New forays into measurement of ocular biomechanics.

PURPOSE OF REVIEW: The field of corneal biomechanics has rapidly progressed in recent years, reflecting technological advances and an increased understanding of the clinical significance of measuring these properties. This review will evaluate in-vivo biomechanical properties obtained by current technologies and compare them regarding their relevance to established biomechanical properties obtained by gold-standard ex-vivo techniques normally conducted on elastic materials. RECENT FINDINGS: Several new technologies have appeared in recent years, including vibrational optical coherence tomography (VOCT) and the corneal indentation device (CID). These techniques provide promising new opportunities for minimally invasive and accurate measurements of corneal viscoelastic properties. SUMMARY: Alterations in corneal biomechanics are known to occur in several corneal degenerative diseases and after refractive surgical procedures. The measurement of corneal biomechanical properties has the capability to diagnose early disease and monitor corneal disease progression. Several new technologies have emerged in recent years, allowing for more accurate and less invasive measurements of corneal biomechanical properties, most notably the elastic modulus.

Identification of the Vibrational Optical Coherence Tomography Corneal Cellular Peak.

Purpose: Our team previously identified the presence of five corneal resonant frequency (RF) peaks in healthy volunteers using vibrational optical coherence tomography (VOCT). Prior studies have suggested that the ≤100 Hz RF peak represents the cellular element of tissue. The aim of this study was to confirm that this peak reflects the human corneal cellular component using VOCT and histological analysis. Methods: Two human research globes were obtained from the same donor, and VOCT measurements were collected from the full-thickness corneas. A microkeratome was then used to create serial-free corneal caps from each cornea, with VOCT performed on the residual stromal bed after each excision. All lamellar sections from both globes were sent for histological analysis to determine cellularity.

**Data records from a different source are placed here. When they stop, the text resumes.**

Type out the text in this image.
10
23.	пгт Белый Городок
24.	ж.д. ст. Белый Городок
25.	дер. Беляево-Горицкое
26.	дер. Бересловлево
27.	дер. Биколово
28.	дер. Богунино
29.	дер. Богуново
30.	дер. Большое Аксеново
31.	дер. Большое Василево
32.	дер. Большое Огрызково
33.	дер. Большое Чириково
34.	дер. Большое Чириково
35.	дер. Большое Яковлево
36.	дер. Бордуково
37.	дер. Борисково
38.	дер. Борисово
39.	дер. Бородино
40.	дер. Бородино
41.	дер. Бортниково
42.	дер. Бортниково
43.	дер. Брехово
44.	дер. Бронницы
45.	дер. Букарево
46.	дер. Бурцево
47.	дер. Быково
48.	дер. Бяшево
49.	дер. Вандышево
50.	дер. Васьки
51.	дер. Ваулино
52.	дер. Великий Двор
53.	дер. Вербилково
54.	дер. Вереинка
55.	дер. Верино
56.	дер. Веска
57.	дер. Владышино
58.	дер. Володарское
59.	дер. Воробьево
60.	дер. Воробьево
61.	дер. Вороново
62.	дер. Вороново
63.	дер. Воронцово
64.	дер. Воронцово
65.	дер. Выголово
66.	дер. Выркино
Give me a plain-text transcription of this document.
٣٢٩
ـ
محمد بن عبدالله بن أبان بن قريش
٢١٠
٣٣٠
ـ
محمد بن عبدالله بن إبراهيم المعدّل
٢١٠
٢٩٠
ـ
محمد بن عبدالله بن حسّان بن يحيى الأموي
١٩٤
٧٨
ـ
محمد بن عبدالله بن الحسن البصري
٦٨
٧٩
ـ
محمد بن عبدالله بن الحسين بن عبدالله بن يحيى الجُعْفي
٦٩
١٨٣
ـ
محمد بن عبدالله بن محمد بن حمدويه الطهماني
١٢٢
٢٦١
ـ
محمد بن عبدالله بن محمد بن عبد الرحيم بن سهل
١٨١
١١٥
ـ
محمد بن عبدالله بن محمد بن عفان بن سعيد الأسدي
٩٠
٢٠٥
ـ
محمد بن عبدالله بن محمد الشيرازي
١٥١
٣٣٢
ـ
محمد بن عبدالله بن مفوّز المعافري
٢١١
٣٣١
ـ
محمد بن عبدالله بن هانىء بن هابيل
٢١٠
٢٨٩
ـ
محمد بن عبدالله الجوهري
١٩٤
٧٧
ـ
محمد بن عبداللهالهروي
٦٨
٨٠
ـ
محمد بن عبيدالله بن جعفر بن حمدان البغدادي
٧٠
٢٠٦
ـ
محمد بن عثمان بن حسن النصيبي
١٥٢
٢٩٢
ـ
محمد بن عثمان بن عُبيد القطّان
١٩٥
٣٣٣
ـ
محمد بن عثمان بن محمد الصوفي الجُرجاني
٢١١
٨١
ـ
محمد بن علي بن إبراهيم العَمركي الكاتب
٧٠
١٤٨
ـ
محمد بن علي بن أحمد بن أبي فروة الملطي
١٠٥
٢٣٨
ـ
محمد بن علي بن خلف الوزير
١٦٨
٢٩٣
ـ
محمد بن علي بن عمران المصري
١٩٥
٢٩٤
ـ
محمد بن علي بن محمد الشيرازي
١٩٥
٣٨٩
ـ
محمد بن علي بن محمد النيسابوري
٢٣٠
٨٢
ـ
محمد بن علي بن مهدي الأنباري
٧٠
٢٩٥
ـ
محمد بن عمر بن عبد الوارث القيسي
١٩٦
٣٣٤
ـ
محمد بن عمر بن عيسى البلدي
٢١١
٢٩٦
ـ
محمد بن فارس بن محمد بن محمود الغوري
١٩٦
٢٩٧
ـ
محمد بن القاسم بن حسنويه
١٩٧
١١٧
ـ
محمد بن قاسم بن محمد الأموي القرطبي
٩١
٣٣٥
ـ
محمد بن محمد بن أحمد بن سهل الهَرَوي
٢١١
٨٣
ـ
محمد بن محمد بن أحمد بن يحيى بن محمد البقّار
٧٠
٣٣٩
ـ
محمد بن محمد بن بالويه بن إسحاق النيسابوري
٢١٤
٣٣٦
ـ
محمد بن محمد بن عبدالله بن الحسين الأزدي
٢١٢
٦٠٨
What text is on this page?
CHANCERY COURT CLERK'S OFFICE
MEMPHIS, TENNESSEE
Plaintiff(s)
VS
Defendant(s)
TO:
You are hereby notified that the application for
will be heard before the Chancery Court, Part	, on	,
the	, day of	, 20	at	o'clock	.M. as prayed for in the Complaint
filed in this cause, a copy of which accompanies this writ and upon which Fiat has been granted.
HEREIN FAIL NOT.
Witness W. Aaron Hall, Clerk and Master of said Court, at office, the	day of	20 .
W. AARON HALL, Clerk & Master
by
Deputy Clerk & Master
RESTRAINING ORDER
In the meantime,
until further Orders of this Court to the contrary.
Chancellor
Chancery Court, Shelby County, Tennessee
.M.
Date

Cell counts on the specimens were performed by two independent observers. Results: The average of the normalized ≤100 Hz peak values before lamellar sectioning was significantly higher than the average of this peak values after the first, second, and third cuts (P = 0.023), which was 33.9% less than before any cuts. The cell count values in the first slice were significantly higher than the average cell count values of the three deeper slices (P < 0.001), and the cell count dropped 84.4% after the first slice was removed. Conclusions: The findings of this study suggest that the ≤100 Hz corneal peak identified by VOCT corresponds to the cellular component of the cornea. Translational Relevance: This work furthers our understanding of the origin of the corneal ≤100 Hz peak identified using VOCT.

In Vivo Determination of the Human Corneal Elastic Modulus Using Vibrational Optical Coherence Tomography.

Purpose: To determine the in vivo elastic modulus of the human cornea using vibrational optical coherence tomography (VOCT). Methods: Vibrational analysis coupled with optical coherence tomography (OCT) was used to obtain the resonant frequency (RF) and elastic modulus of corneal structural components. VOCT corneal thickness values were measured using OCT images and correlated with corneal thickness determined with Pentacam (Oculus, Wetzlar, Germany). Moduli were obtained at two locations: central cornea (CC) and inferior cornea (IC). Measurements were obtained with and without anesthetic eye drops to assess their effect on the modulus measurements. Results: VOCT thickness values correlated positively (R2 = 0.97) and linearly (y = 1.039x-16.89) with those of Pentacam. Five RF peaks (1-5) were present, although their presence was variable across eyes. The RF for peaks 1 to 5 in the CC and IC ranged from 73.5 ± 4.9 to 239 ± 3 Hz and 72.1 ± 6.3 to 238 ± 4 Hz, respectively. CC and IC moduli for peaks 1 to 5 ranged from 1.023 ± 0.104 to 6.87 ± 0.33 MPa and 0.98 ± 0.15 to 6.52 ± 0.79 MPa, respectively. Topical anesthesia did not significantly alter the modulus (P > 0.05 for all), except for peak 2 in the CC (P < 0.05). Conclusions: This pilot study demonstrates the utility of VOCT as an in vivo, noninvasive technology to measure the elastic modulus in human corneas. The structural origin of these moduli is hypothesized based on previous reports, and further analyses are necessary for confirmation. Translational Relevance: This work presents VOCT as a novel approach to assess the in vivo elastic modulus of the cornea, an indicator of corneal structural integrity and health.